Tracks like “The Woods Of America’s Unknown Child,” named for the four- to five-year-old boy who was found dead in a bassinet box in the Fox Chase section of Philadelphia in 1957, serve as a sonic memento mori (remember: you will die). In this track, the left and right hand of the piano gently walk along. A voice enters and sings, peppering in soft da’s and doh’s. Unintelligible found sound emerges. The elements intertwine, and the result is altogether solemn, dark, and beautiful. Keith expertly crafts a haunting vignette of a lasting stain on Philadelphia, and the nation’s, memory.

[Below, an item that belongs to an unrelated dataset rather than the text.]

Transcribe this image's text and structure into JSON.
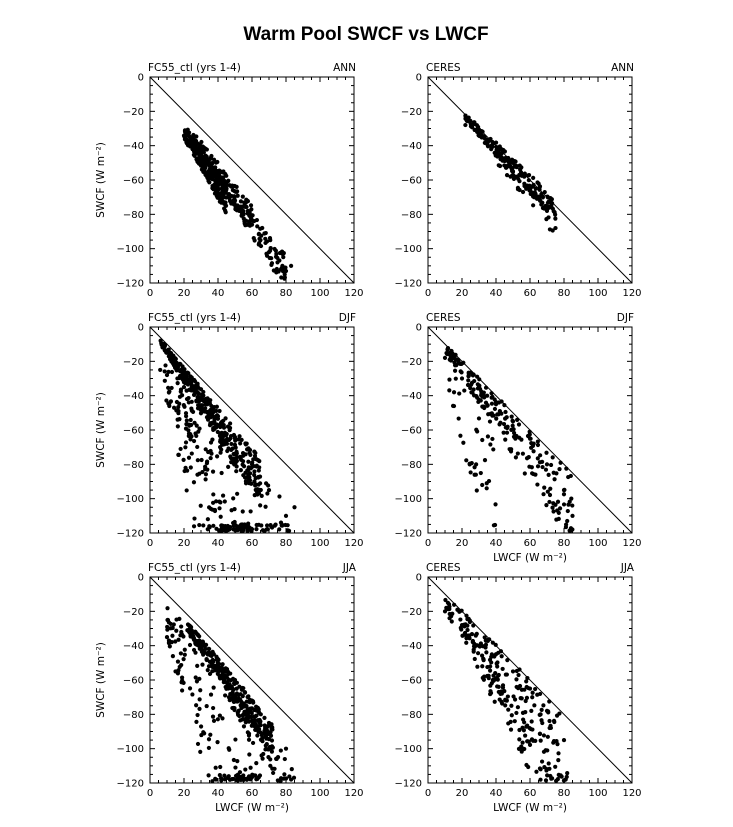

Other tracks are less on-the-nose, but capture an incredible, dream-like quality. In “New Skin 16 Mirror Dream,” a waltz-like piano melody meets an array of soft percussive vocal fragments. Flutes join the mix, and the layers hold together like mosaic tiles. The complexity of it all secures itself like a liquid bandage–a profound, new skin to inhabit.
The piano sounds in block chords, like a powerful, watchful eye in “Official 19111 Town Watch Home Page.” A slow, cold piano line snakes through “Nazareth ICU.” MARANASATI 19111 radiates an inherent human quality. The sound and emotion Keith evokes is tender and honest. She crafts these dreamy recollections with the kind of intensive care our physical bodies so often desperately need.

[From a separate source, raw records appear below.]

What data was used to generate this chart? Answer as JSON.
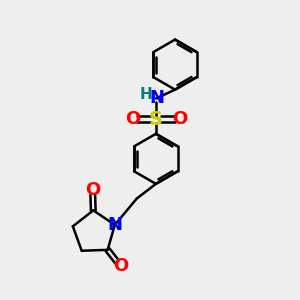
{
  "background_color": "#eeeeee",
  "bond_color": "#000000",
  "bond_width": 1.8,
  "S_color": "#cccc00",
  "O_color": "#ff0000",
  "N_color": "#0000ff",
  "H_color": "#008080",
  "font_size_S": 14,
  "font_size_atom": 13,
  "font_size_H": 11,
  "fig_size": [
    3.0,
    3.0
  ],
  "dpi": 100,
  "xlim": [
    0,
    10
  ],
  "ylim": [
    0,
    10
  ]
}
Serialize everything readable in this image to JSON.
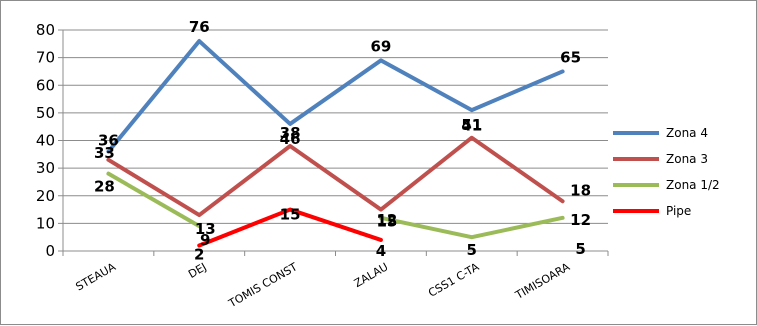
{
  "chart_data": {
    "type": "line",
    "categories": [
      "STEAUA",
      "DEJ",
      "TOMIS CONST",
      "ZALAU",
      "CSS1 C-TA",
      "TIMISOARA"
    ],
    "ylim": [
      0,
      80
    ],
    "yticks": [
      0,
      10,
      20,
      30,
      40,
      50,
      60,
      70,
      80
    ],
    "grid": true,
    "legend_position": "right",
    "series": [
      {
        "name": "Zona 4",
        "color": "#4f81bd",
        "values": [
          36,
          76,
          46,
          69,
          51,
          65
        ]
      },
      {
        "name": "Zona 3",
        "color": "#c0504d",
        "values": [
          33,
          13,
          38,
          15,
          41,
          18
        ]
      },
      {
        "name": "Zona 1/2",
        "color": "#9bbb59",
        "values": [
          28,
          9,
          null,
          12,
          5,
          12
        ]
      },
      {
        "name": "Pipe",
        "color": "#ff0000",
        "values": [
          null,
          2,
          15,
          4,
          null,
          5
        ]
      }
    ]
  }
}
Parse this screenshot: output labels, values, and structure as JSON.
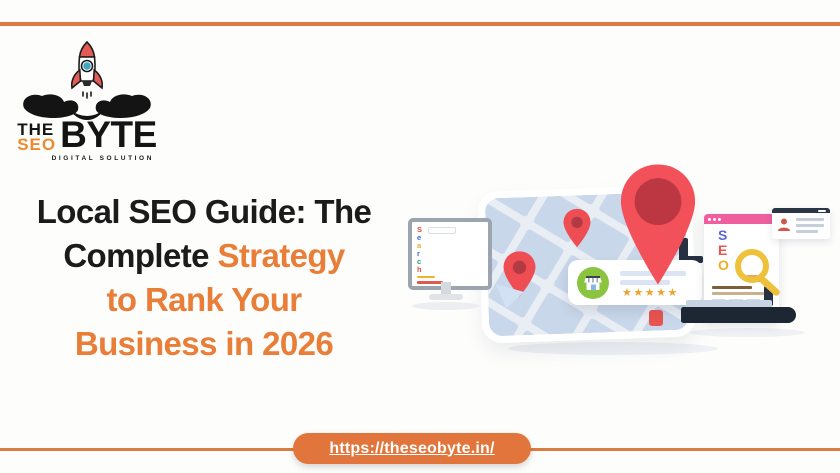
{
  "page": {
    "background_color": "#fdfdfc",
    "accent_color": "#dc7c43"
  },
  "logo": {
    "word_the": "THE",
    "word_seo": "SEO",
    "word_byte": "BYTE",
    "tagline": "DIGITAL SOLUTION",
    "seo_color": "#ee8a2e",
    "text_color": "#141414"
  },
  "headline": {
    "line1": "Local SEO Guide: The",
    "line2_dark": "Complete ",
    "line2_orange": "Strategy",
    "line3": "to Rank Your",
    "line4": "Business in 2026",
    "dark_color": "#1b1b1b",
    "orange_color": "#e87e38"
  },
  "illustration": {
    "serp_window": {
      "search_letters": [
        {
          "ch": "S",
          "color": "#e4483b"
        },
        {
          "ch": "e",
          "color": "#3b68d4"
        },
        {
          "ch": "a",
          "color": "#eead1f"
        },
        {
          "ch": "r",
          "color": "#3b68d4"
        },
        {
          "ch": "c",
          "color": "#2f9e63"
        },
        {
          "ch": "h",
          "color": "#e4483b"
        }
      ]
    },
    "seo_window": {
      "letters": [
        {
          "ch": "S",
          "color": "#5b67d8"
        },
        {
          "ch": "E",
          "color": "#e8544e"
        },
        {
          "ch": "O",
          "color": "#f0ad22"
        }
      ]
    },
    "review_card": {
      "stars": "★★★★★",
      "stars_color": "#eda42c"
    },
    "palette": {
      "map_base": "#e9edf4",
      "map_block": "#c9d7ea",
      "pin_red": "#f2515a",
      "pin_inner_red": "#bc3741",
      "small_pin_red": "#ee4d53",
      "green_badge": "#8bc53f",
      "pink_bar": "#ef5f9e",
      "laptop_navy": "#1d2734",
      "magnifier_gold": "#edc13a"
    }
  },
  "footer": {
    "url": "https://theseobyte.in/",
    "pill_color": "#e2753c",
    "line_color": "#dc7c43",
    "text_color": "#ffffff"
  }
}
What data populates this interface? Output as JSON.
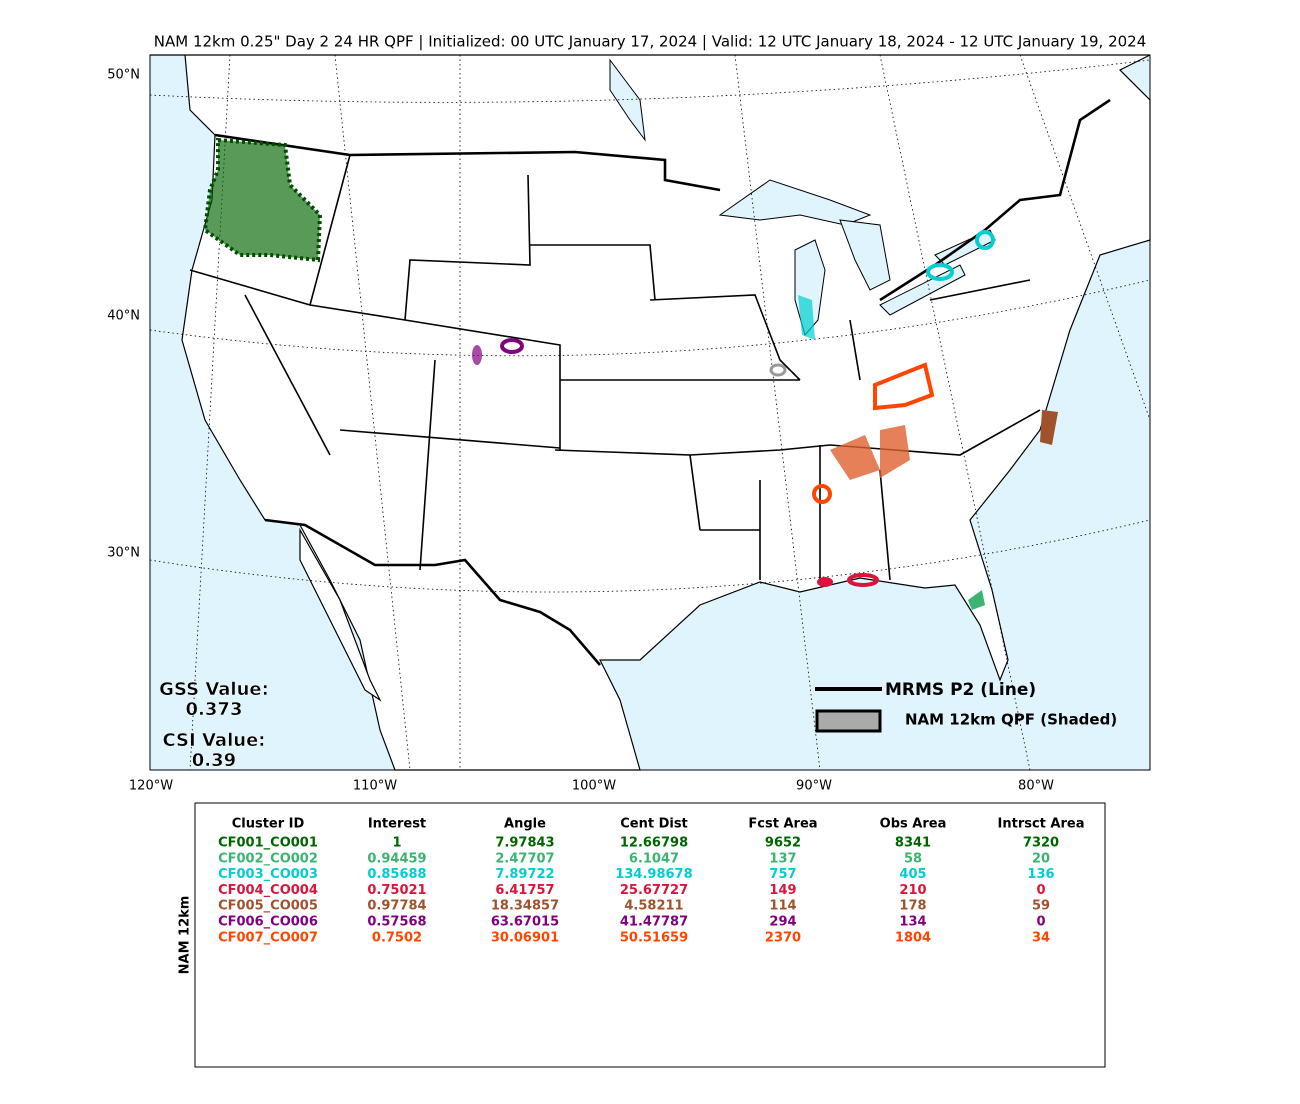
{
  "title": "NAM 12km 0.25\" Day 2 24 HR QPF | Initialized: 00 UTC January 17, 2024 | Valid: 12 UTC January 18, 2024 - 12 UTC January 19, 2024",
  "map": {
    "lat_labels": [
      "50°N",
      "40°N",
      "30°N"
    ],
    "lon_labels": [
      "120°W",
      "110°W",
      "100°W",
      "90°W",
      "80°W"
    ],
    "gss_label": "GSS Value:",
    "gss_value": 0.373,
    "csi_label": "CSI Value:",
    "csi_value": 0.39,
    "legend": {
      "line": "MRMS P2 (Line)",
      "shaded": "NAM 12km QPF (Shaded)"
    }
  },
  "table": {
    "side_label": "NAM 12km",
    "columns": [
      "Cluster ID",
      "Interest",
      "Angle",
      "Cent Dist",
      "Fcst Area",
      "Obs Area",
      "Intrsct Area"
    ],
    "rows": [
      {
        "color": "#006400",
        "cells": [
          "CF001_CO001",
          1,
          7.97843,
          12.66798,
          9652,
          8341,
          7320
        ]
      },
      {
        "color": "#3cb371",
        "cells": [
          "CF002_CO002",
          0.94459,
          2.47707,
          6.1047,
          137,
          58,
          20
        ]
      },
      {
        "color": "#00ced1",
        "cells": [
          "CF003_CO003",
          0.85688,
          7.89722,
          134.98678,
          757,
          405,
          136
        ]
      },
      {
        "color": "#dc143c",
        "cells": [
          "CF004_CO004",
          0.75021,
          6.41757,
          25.67727,
          149,
          210,
          0
        ]
      },
      {
        "color": "#a0522d",
        "cells": [
          "CF005_CO005",
          0.97784,
          18.34857,
          4.58211,
          114,
          178,
          59
        ]
      },
      {
        "color": "#800080",
        "cells": [
          "CF006_CO006",
          0.57568,
          63.67015,
          41.47787,
          294,
          134,
          0
        ]
      },
      {
        "color": "#ff4500",
        "cells": [
          "CF007_CO007",
          0.7502,
          30.06901,
          50.51659,
          2370,
          1804,
          34
        ]
      }
    ]
  }
}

Tracks like “I’m In The Water” feel literally submerged in the subconscious. The synthesized melodic sound starts and stops. It rewinds and begins again, processing and reprocessing before it slowly fades away. Another track, “Ash Wednesday,” utilizes found sound hidden by layers of white noise static, as if buried in the recesses of one’s mind. Here, Keith is turning the television dial. Like fragile memories, the source of these sonic materials is not always apparent. “In The Woods We Both Saw It, Weren’t Dreaming” brings the ear back to the woods of Philadelphia–both peaceful and mysterious. The twirling piano melody is soothing, but then it’s suddenly interrupted by a myoclonic jerk–the jolt experienced when one just begins to fall asleep. Dream realm and reality touch in this space.

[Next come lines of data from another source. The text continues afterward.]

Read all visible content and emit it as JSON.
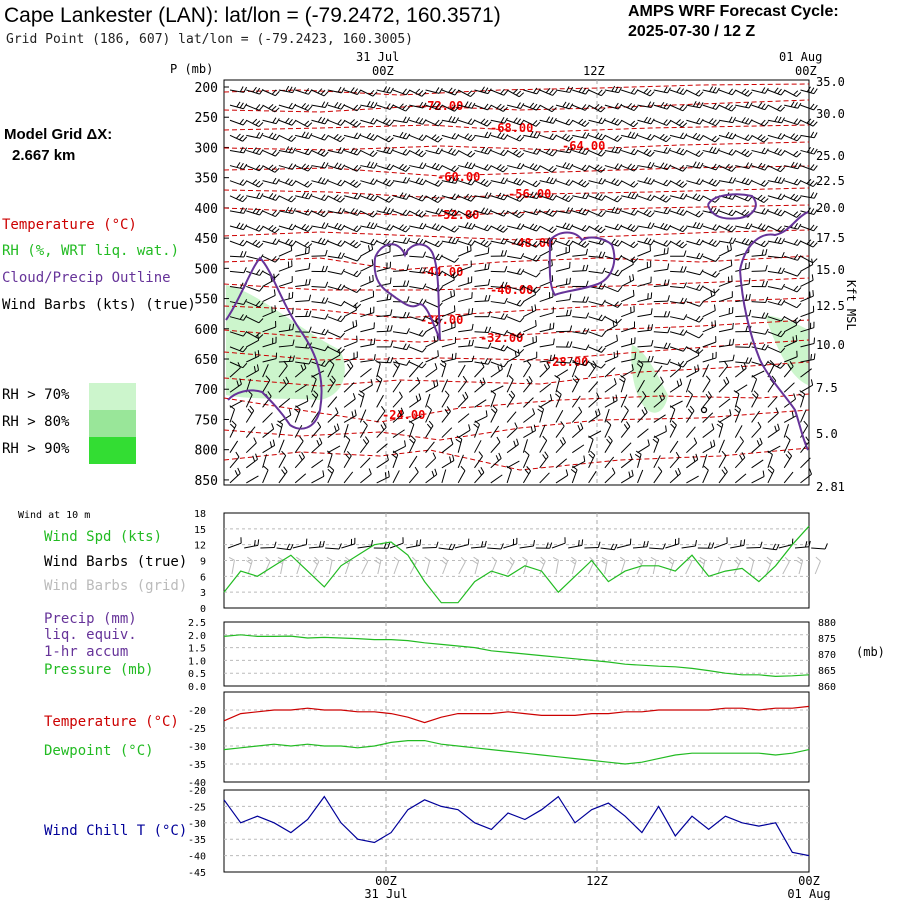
{
  "header": {
    "title": "Cape Lankester (LAN):  lat/lon = (-79.2472, 160.3571)",
    "subtitle": "Grid Point (186, 607) lat/lon = (-79.2423, 160.3005)",
    "cycle_line1": "AMPS WRF Forecast Cycle:",
    "cycle_line2": "2025-07-30 / 12  Z"
  },
  "model_grid": {
    "line1": "Model Grid ΔX:",
    "line2": "2.667 km"
  },
  "legend_upper": {
    "temperature": "Temperature (°C)",
    "rh": "RH (%, WRT liq. wat.)",
    "cloud": "Cloud/Precip Outline",
    "wind": "Wind Barbs (kts) (true)",
    "rh70": "RH > 70%",
    "rh80": "RH > 80%",
    "rh90": "RH > 90%",
    "rh_colors": [
      "#ccf5cc",
      "#99e699",
      "#33dd33"
    ]
  },
  "legend_lower": {
    "wind10": "Wind at 10 m",
    "wind_spd": "Wind Spd (kts)",
    "barbs_true": "Wind Barbs (true)",
    "barbs_grid": "Wind Barbs (grid)",
    "precip": "Precip (mm)",
    "liq": "liq. equiv.",
    "accum": "1-hr accum",
    "pressure": "Pressure (mb)",
    "temperature": "Temperature (°C)",
    "dewpoint": "Dewpoint (°C)",
    "windchill": "Wind Chill T (°C)"
  },
  "colors": {
    "temperature": "#cc0000",
    "green": "#22bb22",
    "cloud": "#663399",
    "windchill": "#000099",
    "gray_barb": "#bbbbbb"
  },
  "chart_data": [
    {
      "type": "line",
      "name": "upper-cross-section",
      "yaxis_label": "P (mb)",
      "pressure_ticks": [
        200,
        250,
        300,
        350,
        400,
        450,
        500,
        550,
        600,
        650,
        700,
        750,
        800,
        850
      ],
      "ylim": [
        200,
        870
      ],
      "height_axis_label": "Kft MSL",
      "height_ticks": [
        "35.0",
        "30.0",
        "25.0",
        "22.5",
        "20.0",
        "17.5",
        "15.0",
        "12.5",
        "10.0",
        "7.5",
        "5.0",
        "2.81"
      ],
      "top_time_labels": [
        {
          "date": "31 Jul",
          "hour": "00Z"
        },
        {
          "date": "",
          "hour": "12Z"
        },
        {
          "date": "01 Aug",
          "hour": "00Z"
        }
      ],
      "isotherm_labels": [
        "-72.00",
        "-68.00",
        "-64.00",
        "-60.00",
        "-56.00",
        "-52.00",
        "-48.00",
        "-44.00",
        "-40.00",
        "-36.00",
        "-32.00",
        "-28.00",
        "-24.00"
      ]
    },
    {
      "type": "line",
      "name": "wind-10m",
      "yticks": [
        0,
        3,
        6,
        9,
        12,
        15,
        18
      ],
      "ylim": [
        0,
        18
      ],
      "series": [
        {
          "name": "Wind Spd (kts)",
          "values": [
            3,
            7,
            6,
            8,
            10,
            7,
            4,
            8,
            10,
            12,
            12.5,
            10,
            5,
            1,
            1,
            5,
            7,
            6,
            8,
            7,
            3,
            6,
            9,
            5,
            7,
            8,
            8,
            7,
            10,
            6,
            7,
            7.5,
            5,
            8,
            12,
            15.5
          ]
        }
      ]
    },
    {
      "type": "line",
      "name": "precip-pressure",
      "yticks_left": [
        "0.0",
        "0.5",
        "1.0",
        "1.5",
        "2.0",
        "2.5"
      ],
      "ylim_left": [
        0,
        2.5
      ],
      "yticks_right": [
        "860",
        "865",
        "870",
        "875",
        "880"
      ],
      "ylim_right": [
        860,
        880
      ],
      "yunit_right": "(mb)",
      "series": [
        {
          "name": "Pressure (mb)",
          "values": [
            875.5,
            876,
            875.5,
            875.5,
            875.6,
            875,
            875.2,
            875,
            874.8,
            874.5,
            874.5,
            874.2,
            873.5,
            873,
            872.5,
            872,
            871,
            870.5,
            870,
            869.5,
            869,
            868.5,
            868,
            867.5,
            866.8,
            866.5,
            866.2,
            866,
            865.5,
            864.8,
            864,
            863.5,
            863.5,
            863,
            863.2,
            863.5
          ]
        }
      ]
    },
    {
      "type": "line",
      "name": "temperature-dewpoint",
      "yticks": [
        -40,
        -35,
        -30,
        -25,
        -20
      ],
      "ylim": [
        -40,
        -15
      ],
      "series": [
        {
          "name": "Temperature (°C)",
          "values": [
            -23,
            -21,
            -20.5,
            -20,
            -20,
            -19.5,
            -20,
            -20,
            -20.5,
            -20.5,
            -21,
            -22,
            -23.5,
            -22,
            -21,
            -21,
            -21,
            -20.5,
            -21,
            -21.5,
            -21.5,
            -21.5,
            -21,
            -21,
            -20.5,
            -20.5,
            -20,
            -20,
            -20,
            -20,
            -19.5,
            -19.5,
            -20,
            -19.5,
            -19.5,
            -19
          ]
        },
        {
          "name": "Dewpoint (°C)",
          "values": [
            -31,
            -30.5,
            -30,
            -29.5,
            -30,
            -29.5,
            -30,
            -30,
            -30.5,
            -30,
            -29,
            -28.5,
            -28.5,
            -29.5,
            -30,
            -30.5,
            -31,
            -31.5,
            -32,
            -32.5,
            -33,
            -33.5,
            -34,
            -34.5,
            -35,
            -34.5,
            -33.5,
            -32.5,
            -32,
            -32,
            -32,
            -32,
            -32,
            -32.5,
            -32,
            -31
          ]
        }
      ]
    },
    {
      "type": "line",
      "name": "wind-chill",
      "yticks": [
        -45,
        -40,
        -35,
        -30,
        -25,
        -20
      ],
      "ylim": [
        -45,
        -20
      ],
      "series": [
        {
          "name": "Wind Chill T (°C)",
          "values": [
            -23,
            -30,
            -28,
            -30,
            -33,
            -29,
            -22,
            -30,
            -35,
            -36,
            -33,
            -26,
            -23,
            -25,
            -26,
            -30,
            -32,
            -27,
            -29,
            -26,
            -22,
            -30,
            -26,
            -24,
            -28,
            -33,
            -25,
            -34,
            -28,
            -32,
            -28,
            -30,
            -31,
            -30,
            -39,
            -40
          ]
        }
      ]
    }
  ],
  "bottom_axis": {
    "labels": [
      {
        "hour": "00Z",
        "date": "31 Jul"
      },
      {
        "hour": "12Z",
        "date": ""
      },
      {
        "hour": "00Z",
        "date": "01 Aug"
      }
    ]
  }
}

Tweeting, chirping birds and whirring electronics introduce “Hereditary Trauma Dream Sprinting (Oxford Circle),” a beacon toward the end of the album. A piano melody paces along in a dream sprint, the kind where legs are heavy, filled with sand, pumping and pumping, but gaining no ground. Soon a herd of vocal harmonies break free as the melodic underbelly gains speed. The harmonies are punctuated by freckles of notes in the higher octave of the piano. Flutes flourish throughout like glimmers of light. Within these many sonic layers, clarity is found.
Through MARANASATI 19111, Keith reminds listeners that not everything is given. Most unknowns must be picked apart, unfurled, and wrestled, coaxed out from the faded edges of what one can neither fully recall nor wholly forget.